Antônio Lopes de Mesquita mora há mais de 30 anos na mesma Ilha do Praia Alta e, também, engrossa o discurso de que os peixes “sumiram” nesse veraneio e reforça que não apenas os pedrais da região do Lourenção, mas também as praias estão lotadas do mexilhão.
Morando na Vila Tauri, na entrada do Lourenção, Moisés Barbosa Lima mora há mais de 20 anos na região e disse que nunca viu nada igual, com falta de peixe, o que espanta os turistas que vão para a região pescar e acabam contratando os serviços dos locais.
“Estamos sem saber de onde veio ou que mal faz, só sabemos que estão se multiplicando muito rápido e causando mal cheiro. Na minha família somos quatro pescadores, eu e meus filhos, mas o certo é que a gente não está quase pegando peixe, que diminuiu muito”, conta.

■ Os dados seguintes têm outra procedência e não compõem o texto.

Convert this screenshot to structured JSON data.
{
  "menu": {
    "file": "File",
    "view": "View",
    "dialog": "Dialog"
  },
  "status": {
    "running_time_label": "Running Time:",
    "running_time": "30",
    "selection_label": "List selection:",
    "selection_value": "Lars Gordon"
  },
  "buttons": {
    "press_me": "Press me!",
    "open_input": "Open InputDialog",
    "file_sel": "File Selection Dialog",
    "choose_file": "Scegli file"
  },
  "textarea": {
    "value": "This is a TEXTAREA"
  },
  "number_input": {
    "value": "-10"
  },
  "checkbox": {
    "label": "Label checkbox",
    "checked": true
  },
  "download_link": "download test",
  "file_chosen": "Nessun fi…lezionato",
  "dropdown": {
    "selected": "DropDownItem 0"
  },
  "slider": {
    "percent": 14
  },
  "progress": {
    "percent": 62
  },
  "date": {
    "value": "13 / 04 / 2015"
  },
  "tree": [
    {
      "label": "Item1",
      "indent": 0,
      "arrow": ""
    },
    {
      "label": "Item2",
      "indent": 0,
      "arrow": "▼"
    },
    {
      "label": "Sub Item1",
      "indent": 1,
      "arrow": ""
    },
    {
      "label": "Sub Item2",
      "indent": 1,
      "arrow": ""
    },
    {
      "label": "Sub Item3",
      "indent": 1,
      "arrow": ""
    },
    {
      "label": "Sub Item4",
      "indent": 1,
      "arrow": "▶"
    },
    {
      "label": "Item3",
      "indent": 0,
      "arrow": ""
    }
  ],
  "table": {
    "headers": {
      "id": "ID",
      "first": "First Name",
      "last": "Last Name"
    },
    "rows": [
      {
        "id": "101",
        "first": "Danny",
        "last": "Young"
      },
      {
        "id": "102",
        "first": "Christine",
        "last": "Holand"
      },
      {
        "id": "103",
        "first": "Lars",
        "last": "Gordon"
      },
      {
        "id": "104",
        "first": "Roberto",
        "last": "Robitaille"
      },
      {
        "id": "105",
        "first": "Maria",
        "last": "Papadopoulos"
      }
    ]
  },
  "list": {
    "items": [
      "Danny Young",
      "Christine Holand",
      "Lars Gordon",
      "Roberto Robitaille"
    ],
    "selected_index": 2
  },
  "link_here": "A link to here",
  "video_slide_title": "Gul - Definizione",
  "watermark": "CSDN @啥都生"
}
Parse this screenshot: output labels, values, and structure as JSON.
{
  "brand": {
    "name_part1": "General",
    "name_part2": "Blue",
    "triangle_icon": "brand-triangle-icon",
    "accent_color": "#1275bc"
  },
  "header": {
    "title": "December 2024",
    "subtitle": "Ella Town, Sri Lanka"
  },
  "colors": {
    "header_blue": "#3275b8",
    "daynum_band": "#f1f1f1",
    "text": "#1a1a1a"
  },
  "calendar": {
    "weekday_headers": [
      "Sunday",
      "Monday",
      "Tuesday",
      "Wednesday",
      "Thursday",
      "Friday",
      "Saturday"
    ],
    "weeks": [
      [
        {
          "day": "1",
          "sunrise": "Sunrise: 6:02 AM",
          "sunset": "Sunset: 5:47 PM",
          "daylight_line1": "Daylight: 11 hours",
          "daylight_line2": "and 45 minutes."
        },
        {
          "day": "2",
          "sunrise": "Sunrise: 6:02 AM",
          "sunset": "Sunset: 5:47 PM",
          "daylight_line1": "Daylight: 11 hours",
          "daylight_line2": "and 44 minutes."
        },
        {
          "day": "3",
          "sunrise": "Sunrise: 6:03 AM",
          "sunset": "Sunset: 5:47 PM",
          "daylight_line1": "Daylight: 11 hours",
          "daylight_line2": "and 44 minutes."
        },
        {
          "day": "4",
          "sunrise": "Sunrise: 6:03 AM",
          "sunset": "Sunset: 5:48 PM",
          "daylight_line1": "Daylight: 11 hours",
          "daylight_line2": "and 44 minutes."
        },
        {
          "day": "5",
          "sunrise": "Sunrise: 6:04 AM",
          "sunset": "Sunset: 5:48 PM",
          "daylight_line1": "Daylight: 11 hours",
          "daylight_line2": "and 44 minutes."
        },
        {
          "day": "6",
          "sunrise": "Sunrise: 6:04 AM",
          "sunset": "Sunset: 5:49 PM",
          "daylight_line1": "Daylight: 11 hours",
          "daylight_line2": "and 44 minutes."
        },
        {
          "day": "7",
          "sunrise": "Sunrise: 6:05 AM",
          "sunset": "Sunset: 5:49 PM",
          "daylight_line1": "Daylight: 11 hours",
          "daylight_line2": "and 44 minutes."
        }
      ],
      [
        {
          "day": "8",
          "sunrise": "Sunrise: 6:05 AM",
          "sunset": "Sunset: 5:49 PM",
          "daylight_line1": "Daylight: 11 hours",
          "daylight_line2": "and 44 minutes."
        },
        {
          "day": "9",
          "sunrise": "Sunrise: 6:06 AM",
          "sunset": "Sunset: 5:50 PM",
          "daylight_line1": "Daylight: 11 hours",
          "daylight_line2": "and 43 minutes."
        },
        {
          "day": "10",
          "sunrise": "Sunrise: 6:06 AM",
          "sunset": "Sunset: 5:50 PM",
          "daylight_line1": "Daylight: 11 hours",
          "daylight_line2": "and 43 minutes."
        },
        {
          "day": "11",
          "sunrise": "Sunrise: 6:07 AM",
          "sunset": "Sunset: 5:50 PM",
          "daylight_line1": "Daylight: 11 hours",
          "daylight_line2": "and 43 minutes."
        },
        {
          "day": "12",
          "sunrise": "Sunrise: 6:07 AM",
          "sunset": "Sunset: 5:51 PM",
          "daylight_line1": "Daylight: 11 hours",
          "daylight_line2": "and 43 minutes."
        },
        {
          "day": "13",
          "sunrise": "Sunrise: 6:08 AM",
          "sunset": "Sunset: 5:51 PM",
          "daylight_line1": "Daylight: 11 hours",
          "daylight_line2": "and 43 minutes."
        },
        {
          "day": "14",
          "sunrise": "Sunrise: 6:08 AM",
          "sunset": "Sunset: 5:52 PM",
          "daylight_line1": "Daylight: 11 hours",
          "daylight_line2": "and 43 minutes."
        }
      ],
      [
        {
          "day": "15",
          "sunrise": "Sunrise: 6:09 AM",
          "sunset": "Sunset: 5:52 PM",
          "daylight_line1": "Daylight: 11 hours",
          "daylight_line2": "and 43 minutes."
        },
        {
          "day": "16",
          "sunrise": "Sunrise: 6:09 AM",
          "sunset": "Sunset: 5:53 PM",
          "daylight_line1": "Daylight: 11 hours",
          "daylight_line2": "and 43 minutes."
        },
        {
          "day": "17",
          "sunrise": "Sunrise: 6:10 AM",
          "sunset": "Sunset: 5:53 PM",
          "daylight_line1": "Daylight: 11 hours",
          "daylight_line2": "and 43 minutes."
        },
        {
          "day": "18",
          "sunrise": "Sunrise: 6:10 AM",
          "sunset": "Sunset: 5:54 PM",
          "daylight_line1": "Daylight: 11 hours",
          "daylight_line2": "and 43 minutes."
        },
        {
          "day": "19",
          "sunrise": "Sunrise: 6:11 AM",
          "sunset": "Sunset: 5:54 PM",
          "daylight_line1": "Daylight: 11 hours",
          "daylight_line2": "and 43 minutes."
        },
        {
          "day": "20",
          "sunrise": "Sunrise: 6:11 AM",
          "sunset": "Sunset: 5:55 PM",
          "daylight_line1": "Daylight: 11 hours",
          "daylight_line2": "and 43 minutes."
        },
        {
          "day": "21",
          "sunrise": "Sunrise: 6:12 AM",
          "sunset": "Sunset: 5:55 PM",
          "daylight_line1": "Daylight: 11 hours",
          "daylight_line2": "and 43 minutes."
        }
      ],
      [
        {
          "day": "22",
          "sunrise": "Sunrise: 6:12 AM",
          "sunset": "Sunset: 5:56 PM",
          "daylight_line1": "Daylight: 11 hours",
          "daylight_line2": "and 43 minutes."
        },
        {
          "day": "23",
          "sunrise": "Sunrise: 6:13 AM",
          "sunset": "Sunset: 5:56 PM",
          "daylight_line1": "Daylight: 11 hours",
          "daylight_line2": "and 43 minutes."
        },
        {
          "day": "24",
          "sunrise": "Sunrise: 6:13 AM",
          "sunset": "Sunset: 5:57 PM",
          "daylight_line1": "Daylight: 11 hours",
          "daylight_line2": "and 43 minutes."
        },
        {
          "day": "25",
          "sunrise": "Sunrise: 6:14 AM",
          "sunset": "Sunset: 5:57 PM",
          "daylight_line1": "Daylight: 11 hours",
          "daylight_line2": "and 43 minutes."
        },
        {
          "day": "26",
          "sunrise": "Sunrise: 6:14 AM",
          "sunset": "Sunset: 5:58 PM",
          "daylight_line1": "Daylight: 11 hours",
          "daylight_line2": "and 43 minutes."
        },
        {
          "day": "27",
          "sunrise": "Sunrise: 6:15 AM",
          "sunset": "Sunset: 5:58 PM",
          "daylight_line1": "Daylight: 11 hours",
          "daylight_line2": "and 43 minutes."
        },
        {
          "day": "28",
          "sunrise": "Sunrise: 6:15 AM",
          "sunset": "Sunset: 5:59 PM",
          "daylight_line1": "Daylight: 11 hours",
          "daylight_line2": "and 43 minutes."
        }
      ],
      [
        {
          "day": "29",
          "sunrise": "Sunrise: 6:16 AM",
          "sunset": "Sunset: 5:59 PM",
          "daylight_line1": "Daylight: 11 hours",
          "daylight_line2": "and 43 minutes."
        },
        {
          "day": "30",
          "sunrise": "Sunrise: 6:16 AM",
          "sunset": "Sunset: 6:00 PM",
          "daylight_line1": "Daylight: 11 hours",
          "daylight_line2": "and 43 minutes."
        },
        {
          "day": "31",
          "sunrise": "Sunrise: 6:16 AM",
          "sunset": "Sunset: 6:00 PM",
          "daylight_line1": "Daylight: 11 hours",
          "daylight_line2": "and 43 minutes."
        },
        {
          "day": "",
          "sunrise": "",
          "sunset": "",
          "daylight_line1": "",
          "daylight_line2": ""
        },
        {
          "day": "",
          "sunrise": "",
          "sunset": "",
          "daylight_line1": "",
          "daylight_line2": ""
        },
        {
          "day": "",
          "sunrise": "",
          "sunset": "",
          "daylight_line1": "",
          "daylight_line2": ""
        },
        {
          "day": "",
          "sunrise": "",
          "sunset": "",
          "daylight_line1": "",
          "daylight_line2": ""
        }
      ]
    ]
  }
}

Segundo Moisés, o aparecimento dos “caramujos” começou no ano passado, mas nada comparável à quantidade que existe neste veraneio. “Acho que daqui a uns dois, três anos vai impedir a gente de beber uma água do rio. Eu já estou puxando água de uma bica a 600 metros daqui, por meio de canos. Quando a gente mete um balde dentro da água, vem o filhote desse mexilhão junto. Se você ver o tamanho, bem miudinho assim, eu abri um dia desses uma casquinha aí e está cheio de filhote dentro. Então, aquilo ali é muita poluição”, avalia.
REGISTRO EM MARABÁ
Em Marabá, a cerca de 40 quilômetros acima, os pescadores atestam a chegada do mexilhão-dourado e reclamam que ele está tomando de conta do fundo do rio e das embarcações que ficam mais tempo paradas, como flutuantes. “É uma praga, gruda na rede da gente às centenas, e atrasa muito o trabalho dentro do rio. Temos de parar para tirar aquele monte de caramujo”, reclama Francisco Lopes da Silva, de 62 anos, na companhia de outros colegas.
Ele foi encontrado num braço do Rio Tocantins, entre a Praia do Tucunaré e a margem direita, às proximidades da base do Projeto Quelônios.
Pesquisadora da Unifesspa explica impactos ambientais
A professora doutora Cristiane Cunha, professora e pesquisadora da Unifesspa, ligada à Faculdade de Educação do Campo e ao Núcleo de Educação Ambiental, pesquisa moluscos invasores nos rios da região há mais de dez anos. Inicialmente, com a chamada curbícula flumínia, outro tipo de caramujo, que invadiu a bacia hidrográfica do Rio Tocantins e já está amplamente distribuído. “Nessa época, eu já falava sobre o risco de invasão de uma outra espécie, que é o mexilhão-dourado, alertando que se ele realmente chegasse à nossa bacia seria muito mais danoso ao ecossistema e, também, em relação às questões econômicas”, explica ela.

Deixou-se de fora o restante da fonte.